Paula McCoy, the executive director of business services inside the Ridgefield School District, said the district — in light of recent school shootings — was evaluating its security protocols when it learned about the screening process.
“This was such a neat tool,” McCoy said, “that we could not possibly pass this up.”
The Visitor Management System from Raptor Technologies will take a visitor’s valid ID and will scan national databases “that would indicate a potential threat to students or staff,” including custody alerts, district officials said in a release. If a scan gets a “positive” response, a building administrator and security officer will meet the visitor in the school’s front office.
The technology will give the district a complete, thorough idea of who visits its halls on a daily basis, something the previous process lacked.
“When visitors would come to the district, they would sign a manual visitor log, check in at the front office (and) get a temporary badge,” McCoy said. “We found that some locations, some people were not going through the process. We weren’t getting a fair picture of everyone in our building.”
District officials said this new plan will include parents who walk their elementary students to their classroom. But if a meeting is only to take place in the school office, no badge is required.

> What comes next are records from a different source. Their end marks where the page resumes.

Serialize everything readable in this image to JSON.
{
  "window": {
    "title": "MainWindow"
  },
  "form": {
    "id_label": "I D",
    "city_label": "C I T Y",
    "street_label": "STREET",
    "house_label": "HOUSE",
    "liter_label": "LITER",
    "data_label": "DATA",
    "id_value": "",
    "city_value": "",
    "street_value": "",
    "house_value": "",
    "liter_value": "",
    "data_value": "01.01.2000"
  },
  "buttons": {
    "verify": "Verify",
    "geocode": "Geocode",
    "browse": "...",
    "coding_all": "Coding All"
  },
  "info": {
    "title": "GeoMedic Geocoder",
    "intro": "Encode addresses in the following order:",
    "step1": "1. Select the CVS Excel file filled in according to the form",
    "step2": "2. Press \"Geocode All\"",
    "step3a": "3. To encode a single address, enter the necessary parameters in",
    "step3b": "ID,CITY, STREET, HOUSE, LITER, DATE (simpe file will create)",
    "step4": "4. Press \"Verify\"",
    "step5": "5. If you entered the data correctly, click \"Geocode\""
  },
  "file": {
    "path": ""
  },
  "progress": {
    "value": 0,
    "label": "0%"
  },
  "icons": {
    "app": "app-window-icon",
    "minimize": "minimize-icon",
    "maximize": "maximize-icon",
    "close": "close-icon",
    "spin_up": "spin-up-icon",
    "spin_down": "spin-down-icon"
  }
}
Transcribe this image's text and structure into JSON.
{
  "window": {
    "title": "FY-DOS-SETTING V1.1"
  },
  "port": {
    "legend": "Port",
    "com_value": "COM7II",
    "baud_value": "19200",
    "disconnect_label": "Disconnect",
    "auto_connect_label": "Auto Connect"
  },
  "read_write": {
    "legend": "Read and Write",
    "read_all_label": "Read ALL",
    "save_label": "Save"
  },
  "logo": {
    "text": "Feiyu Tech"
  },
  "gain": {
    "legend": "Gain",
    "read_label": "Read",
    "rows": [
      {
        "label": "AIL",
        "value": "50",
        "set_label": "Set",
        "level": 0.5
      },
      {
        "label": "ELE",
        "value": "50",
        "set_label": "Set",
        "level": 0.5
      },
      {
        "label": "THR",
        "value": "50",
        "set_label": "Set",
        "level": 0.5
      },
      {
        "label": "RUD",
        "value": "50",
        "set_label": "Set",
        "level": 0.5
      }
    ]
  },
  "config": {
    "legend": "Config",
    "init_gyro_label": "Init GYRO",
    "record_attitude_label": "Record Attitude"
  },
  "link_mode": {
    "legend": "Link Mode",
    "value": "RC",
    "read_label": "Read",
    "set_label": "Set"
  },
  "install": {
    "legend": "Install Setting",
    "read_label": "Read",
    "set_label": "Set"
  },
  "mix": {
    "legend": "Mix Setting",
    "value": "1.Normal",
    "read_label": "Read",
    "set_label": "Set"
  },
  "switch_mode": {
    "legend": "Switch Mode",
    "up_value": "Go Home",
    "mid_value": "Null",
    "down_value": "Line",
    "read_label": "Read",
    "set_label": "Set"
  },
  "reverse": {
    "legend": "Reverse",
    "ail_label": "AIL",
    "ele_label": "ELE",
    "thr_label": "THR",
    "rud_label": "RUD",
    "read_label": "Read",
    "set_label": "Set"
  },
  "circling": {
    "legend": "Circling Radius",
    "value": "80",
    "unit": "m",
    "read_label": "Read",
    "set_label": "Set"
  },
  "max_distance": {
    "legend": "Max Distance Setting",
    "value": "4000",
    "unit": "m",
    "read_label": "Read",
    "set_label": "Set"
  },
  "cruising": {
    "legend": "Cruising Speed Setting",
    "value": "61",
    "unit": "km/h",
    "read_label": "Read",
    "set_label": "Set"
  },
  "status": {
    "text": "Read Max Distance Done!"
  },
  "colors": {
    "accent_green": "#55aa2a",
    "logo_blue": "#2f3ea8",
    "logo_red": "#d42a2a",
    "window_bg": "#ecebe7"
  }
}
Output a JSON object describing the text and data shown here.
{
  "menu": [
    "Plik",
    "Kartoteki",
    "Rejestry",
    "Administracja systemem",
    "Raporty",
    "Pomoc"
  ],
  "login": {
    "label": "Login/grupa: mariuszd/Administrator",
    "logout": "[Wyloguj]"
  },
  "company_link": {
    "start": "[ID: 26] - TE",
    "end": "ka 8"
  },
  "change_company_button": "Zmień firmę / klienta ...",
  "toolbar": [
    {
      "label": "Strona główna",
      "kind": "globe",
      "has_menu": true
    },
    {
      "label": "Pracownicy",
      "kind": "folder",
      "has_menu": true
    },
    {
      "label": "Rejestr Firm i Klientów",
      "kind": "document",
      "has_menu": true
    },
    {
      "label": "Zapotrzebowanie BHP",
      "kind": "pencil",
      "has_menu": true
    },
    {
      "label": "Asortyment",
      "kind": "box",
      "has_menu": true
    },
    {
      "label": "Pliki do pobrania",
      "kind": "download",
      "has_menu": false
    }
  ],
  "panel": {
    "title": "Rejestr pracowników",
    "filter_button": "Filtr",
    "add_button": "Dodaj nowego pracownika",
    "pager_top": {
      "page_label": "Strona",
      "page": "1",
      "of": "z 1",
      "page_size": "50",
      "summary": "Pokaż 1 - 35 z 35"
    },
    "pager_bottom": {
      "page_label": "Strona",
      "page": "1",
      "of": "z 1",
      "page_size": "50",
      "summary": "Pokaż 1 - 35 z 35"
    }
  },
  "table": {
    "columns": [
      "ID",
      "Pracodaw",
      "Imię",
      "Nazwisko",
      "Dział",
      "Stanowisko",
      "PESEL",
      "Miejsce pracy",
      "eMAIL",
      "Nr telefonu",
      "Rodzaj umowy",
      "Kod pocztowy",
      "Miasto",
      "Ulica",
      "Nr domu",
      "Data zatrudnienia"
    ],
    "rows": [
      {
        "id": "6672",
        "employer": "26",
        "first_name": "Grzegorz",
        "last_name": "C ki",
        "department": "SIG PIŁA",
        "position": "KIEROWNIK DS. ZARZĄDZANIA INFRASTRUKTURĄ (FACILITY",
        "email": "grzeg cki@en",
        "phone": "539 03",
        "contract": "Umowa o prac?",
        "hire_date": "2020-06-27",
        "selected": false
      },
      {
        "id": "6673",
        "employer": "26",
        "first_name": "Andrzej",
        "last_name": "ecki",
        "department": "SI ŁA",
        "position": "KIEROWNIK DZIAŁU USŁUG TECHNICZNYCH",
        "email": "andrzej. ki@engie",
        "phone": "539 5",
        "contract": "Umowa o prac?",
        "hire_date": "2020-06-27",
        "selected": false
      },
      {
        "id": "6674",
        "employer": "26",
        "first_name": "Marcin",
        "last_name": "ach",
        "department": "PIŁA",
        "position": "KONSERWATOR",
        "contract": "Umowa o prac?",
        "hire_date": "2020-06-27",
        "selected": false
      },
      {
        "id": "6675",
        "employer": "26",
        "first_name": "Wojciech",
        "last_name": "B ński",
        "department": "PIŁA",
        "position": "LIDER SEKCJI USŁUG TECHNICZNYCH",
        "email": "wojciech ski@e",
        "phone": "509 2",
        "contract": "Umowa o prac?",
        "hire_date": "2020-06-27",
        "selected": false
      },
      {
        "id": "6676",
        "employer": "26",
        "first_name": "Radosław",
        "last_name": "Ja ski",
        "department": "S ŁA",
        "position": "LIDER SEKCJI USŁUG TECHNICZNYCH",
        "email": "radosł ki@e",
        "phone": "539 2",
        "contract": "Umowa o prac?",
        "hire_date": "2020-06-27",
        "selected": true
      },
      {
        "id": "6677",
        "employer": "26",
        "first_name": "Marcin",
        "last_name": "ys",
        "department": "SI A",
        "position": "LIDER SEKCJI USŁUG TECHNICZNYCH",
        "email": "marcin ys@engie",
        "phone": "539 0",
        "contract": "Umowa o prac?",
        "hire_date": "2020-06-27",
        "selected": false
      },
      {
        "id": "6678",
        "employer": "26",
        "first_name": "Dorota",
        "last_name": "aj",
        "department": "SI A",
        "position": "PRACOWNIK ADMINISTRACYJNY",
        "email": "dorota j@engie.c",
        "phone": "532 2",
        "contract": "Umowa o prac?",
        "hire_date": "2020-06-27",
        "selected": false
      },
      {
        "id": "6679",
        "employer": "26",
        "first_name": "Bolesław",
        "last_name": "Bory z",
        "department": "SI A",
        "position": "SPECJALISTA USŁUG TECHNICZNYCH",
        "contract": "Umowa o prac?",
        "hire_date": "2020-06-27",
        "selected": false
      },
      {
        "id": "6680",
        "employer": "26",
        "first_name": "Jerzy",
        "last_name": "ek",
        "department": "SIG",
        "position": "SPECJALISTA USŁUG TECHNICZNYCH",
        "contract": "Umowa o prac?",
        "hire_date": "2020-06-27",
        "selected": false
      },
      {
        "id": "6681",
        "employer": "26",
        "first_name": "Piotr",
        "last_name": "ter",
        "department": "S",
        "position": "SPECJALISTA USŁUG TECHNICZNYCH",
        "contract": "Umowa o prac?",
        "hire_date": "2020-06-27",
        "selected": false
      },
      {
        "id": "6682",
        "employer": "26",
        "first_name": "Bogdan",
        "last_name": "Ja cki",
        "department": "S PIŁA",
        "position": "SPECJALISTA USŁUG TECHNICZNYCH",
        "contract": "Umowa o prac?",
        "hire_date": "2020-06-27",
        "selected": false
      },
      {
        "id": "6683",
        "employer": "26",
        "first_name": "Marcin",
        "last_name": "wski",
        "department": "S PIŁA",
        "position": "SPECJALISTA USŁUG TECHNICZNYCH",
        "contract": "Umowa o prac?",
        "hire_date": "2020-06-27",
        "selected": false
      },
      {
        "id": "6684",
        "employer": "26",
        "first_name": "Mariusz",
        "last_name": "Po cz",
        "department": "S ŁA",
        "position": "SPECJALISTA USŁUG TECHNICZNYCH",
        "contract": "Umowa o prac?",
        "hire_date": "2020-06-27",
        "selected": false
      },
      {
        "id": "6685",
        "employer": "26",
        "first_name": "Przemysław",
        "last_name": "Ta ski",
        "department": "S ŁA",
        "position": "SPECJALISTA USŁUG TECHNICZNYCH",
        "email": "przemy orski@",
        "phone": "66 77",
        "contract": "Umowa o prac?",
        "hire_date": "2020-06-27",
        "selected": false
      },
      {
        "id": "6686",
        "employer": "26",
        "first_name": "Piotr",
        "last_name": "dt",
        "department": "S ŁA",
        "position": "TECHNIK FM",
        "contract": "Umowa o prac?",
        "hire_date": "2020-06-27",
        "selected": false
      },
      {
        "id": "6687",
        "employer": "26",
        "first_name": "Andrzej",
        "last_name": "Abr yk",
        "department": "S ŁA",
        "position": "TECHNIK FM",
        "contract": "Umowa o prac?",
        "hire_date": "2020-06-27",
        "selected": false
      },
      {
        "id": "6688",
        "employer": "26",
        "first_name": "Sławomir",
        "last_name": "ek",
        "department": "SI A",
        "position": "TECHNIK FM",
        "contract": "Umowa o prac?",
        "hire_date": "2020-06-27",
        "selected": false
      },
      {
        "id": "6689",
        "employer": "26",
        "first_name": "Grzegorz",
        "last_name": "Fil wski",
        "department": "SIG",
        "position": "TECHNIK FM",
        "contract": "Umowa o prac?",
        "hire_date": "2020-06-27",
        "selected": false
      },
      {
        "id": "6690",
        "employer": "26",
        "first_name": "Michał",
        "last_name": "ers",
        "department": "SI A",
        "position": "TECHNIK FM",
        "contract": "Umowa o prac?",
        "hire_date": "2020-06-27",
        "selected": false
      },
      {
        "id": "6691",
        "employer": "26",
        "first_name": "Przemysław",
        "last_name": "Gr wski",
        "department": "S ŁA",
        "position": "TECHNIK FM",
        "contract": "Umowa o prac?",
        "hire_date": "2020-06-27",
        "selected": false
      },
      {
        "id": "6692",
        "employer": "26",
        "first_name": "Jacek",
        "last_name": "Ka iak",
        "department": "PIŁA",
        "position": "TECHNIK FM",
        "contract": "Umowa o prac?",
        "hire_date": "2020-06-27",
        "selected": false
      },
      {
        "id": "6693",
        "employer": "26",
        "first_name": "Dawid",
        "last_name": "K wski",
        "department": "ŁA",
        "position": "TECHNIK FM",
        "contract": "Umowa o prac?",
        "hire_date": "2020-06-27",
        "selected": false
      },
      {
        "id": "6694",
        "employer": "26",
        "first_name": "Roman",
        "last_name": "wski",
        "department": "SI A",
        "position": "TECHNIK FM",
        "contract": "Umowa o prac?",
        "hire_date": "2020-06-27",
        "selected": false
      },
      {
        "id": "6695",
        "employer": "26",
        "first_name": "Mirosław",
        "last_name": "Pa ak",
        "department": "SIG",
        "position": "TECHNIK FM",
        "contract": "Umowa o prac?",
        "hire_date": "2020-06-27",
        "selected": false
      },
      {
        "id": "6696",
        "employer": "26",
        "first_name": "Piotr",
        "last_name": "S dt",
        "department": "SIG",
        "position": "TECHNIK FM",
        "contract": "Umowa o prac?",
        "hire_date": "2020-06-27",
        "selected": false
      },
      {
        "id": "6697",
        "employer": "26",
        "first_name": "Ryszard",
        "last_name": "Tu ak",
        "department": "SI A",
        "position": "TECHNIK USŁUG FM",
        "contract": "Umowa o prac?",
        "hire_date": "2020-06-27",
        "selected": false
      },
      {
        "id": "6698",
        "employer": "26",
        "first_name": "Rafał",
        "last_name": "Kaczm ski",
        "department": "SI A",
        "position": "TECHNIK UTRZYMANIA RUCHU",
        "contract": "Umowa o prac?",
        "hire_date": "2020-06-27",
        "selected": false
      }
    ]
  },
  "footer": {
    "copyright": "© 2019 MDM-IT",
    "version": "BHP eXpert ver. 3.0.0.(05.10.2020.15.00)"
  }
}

The new system will also track how long every visitor stays in school, will be used for background checks for school volunteers and keep all the data in one spot.
Raptor Technologies said this system is in use in about 20,000 K-12 schools nationwide. For Ridgefield, it cost $4,500 to provide the technology in 4 school district sites. That price tag included the training and the equipment required to get the enhanced screening up and running.
The system, while an improvement, doesn’t fix every security shortcoming. But, according to McCoy, it’s closing more gaps.
“If someone really wants to get in the building they’ll find a way to get in the building,” McCoy said. “This is just a process for us to have a better idea of who’s coming in and out of our building.”